The pensions industry could benefit from exploring “better” solutions to consolidate rather than waiting for a scheme to collapse, Pension Protection Fund (PPF) CEO, Michelle Ostermann, has suggested.
Speaking at the Pensions Age Autumn Conference on the potential of the PPF becoming a public sector consolidator, Ostermann said: “I suggest that maybe there is a better way that the industry could be benefited that doesn’t wait for a scheme to fall over.
“There has to be a failure of the sponsor for an institution like ours to be able to add value.”
She speculated that the PPF could “pre-emptively be able to provide opportunities to schemes that need it”, before interest rates fall or schemes start to become at risk and the pension plan has to enter the PPF.

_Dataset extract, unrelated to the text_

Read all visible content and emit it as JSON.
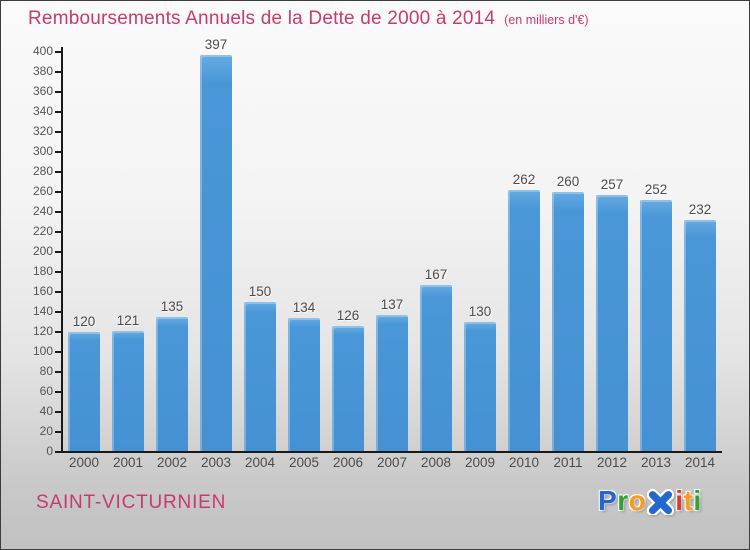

“There’s pockets and places and perhaps times, where you may need the backstop or the benefit of the industry that isn’t after the scheme has failed,” she noted.

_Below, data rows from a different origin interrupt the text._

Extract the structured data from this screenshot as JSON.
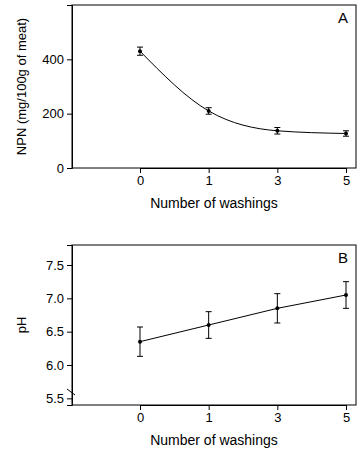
{
  "chart_data": [
    {
      "type": "line",
      "title": "A",
      "x_label": "Number of washings",
      "y_label": "NPN (mg/100g of meat)",
      "categories": [
        "0",
        "1",
        "3",
        "5"
      ],
      "values": [
        430,
        210,
        137,
        127
      ],
      "errors": [
        15,
        12,
        12,
        10
      ],
      "ylim": [
        0,
        600
      ],
      "yticks": [
        0,
        200,
        400
      ],
      "color": "#000000",
      "line_style": "smooth",
      "marker": "circle"
    },
    {
      "type": "line",
      "title": "B",
      "x_label": "Number of washings",
      "y_label": "pH",
      "categories": [
        "0",
        "1",
        "3",
        "5"
      ],
      "values": [
        6.35,
        6.6,
        6.85,
        7.05
      ],
      "errors": [
        0.22,
        0.2,
        0.22,
        0.2
      ],
      "ylim": [
        5.4,
        7.8
      ],
      "yticks": [
        5.5,
        {
          "value": 6,
          "label": "6.0"
        },
        6.5,
        {
          "value": 7,
          "label": "7.0"
        },
        7.5
      ],
      "color": "#000000",
      "line_style": "solid",
      "marker": "circle"
    }
  ]
}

“That pre-emptive role akin to what the PPF does today, which is when it's needed, could be defined to continue to add that value.”

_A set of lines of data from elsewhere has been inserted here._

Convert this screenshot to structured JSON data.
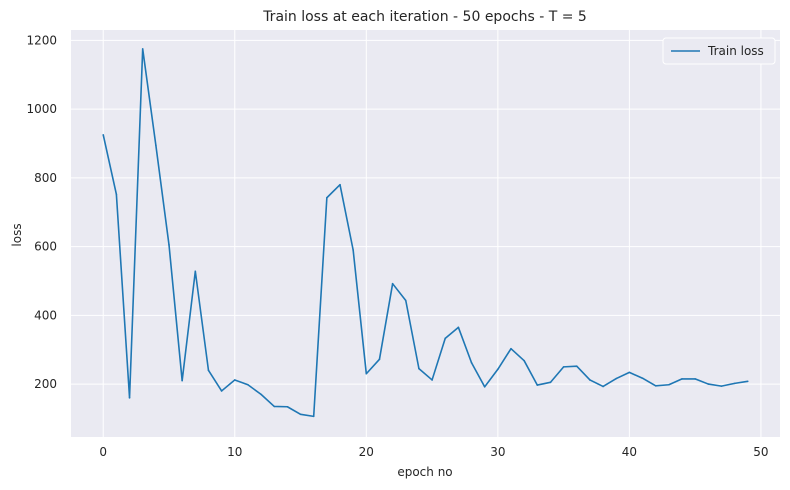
{
  "chart_data": {
    "type": "line",
    "title": "Train loss at each iteration - 50 epochs - T = 5",
    "xlabel": "epoch no",
    "ylabel": "loss",
    "xlim": [
      -2.45,
      51.45
    ],
    "ylim": [
      46,
      1230
    ],
    "xticks": [
      0,
      10,
      20,
      30,
      40,
      50
    ],
    "yticks": [
      200,
      400,
      600,
      800,
      1000,
      1200
    ],
    "grid": true,
    "legend_position": "top-right",
    "colors": {
      "background": "#eaeaf2",
      "grid": "#ffffff",
      "series": "#1f77b4"
    },
    "series": [
      {
        "name": "Train loss",
        "x": [
          0,
          1,
          2,
          3,
          4,
          5,
          6,
          7,
          8,
          9,
          10,
          11,
          12,
          13,
          14,
          15,
          16,
          17,
          18,
          19,
          20,
          21,
          22,
          23,
          24,
          25,
          26,
          27,
          28,
          29,
          30,
          31,
          32,
          33,
          34,
          35,
          36,
          37,
          38,
          39,
          40,
          41,
          42,
          43,
          44,
          45,
          46,
          47,
          48,
          49
        ],
        "values": [
          925,
          752,
          160,
          1175,
          895,
          605,
          210,
          528,
          240,
          180,
          212,
          198,
          170,
          135,
          134,
          112,
          106,
          742,
          780,
          590,
          230,
          272,
          492,
          443,
          245,
          212,
          333,
          365,
          262,
          192,
          243,
          303,
          268,
          197,
          205,
          250,
          252,
          212,
          193,
          216,
          234,
          217,
          195,
          198,
          215,
          215,
          200,
          194,
          202,
          208
        ]
      }
    ]
  }
}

However, whilst Ostermann said that "we should potentially look at a public solution”, she acknowledged that this was “the government’s decision, not ours”.
Despite this, she expressed the PPF’s willingness to explore the role further, stating: "Conceptionally to me, there is a potential role for an institution like this to play so we’ve humbly put ourselves forward to say, we will help work on what this might be.”
Under the previous government in February 2024, the Department for Work and Pensions (DWP) launched a consultation which included plans for a PPF-operated public sector consolidator targeting schemes unattractive to commercial endgame providers.
The PPF previously said at the time that it would be “well placed” to run a public sector consolidator, and the DWP last year called the PPF an “obvious candidate”.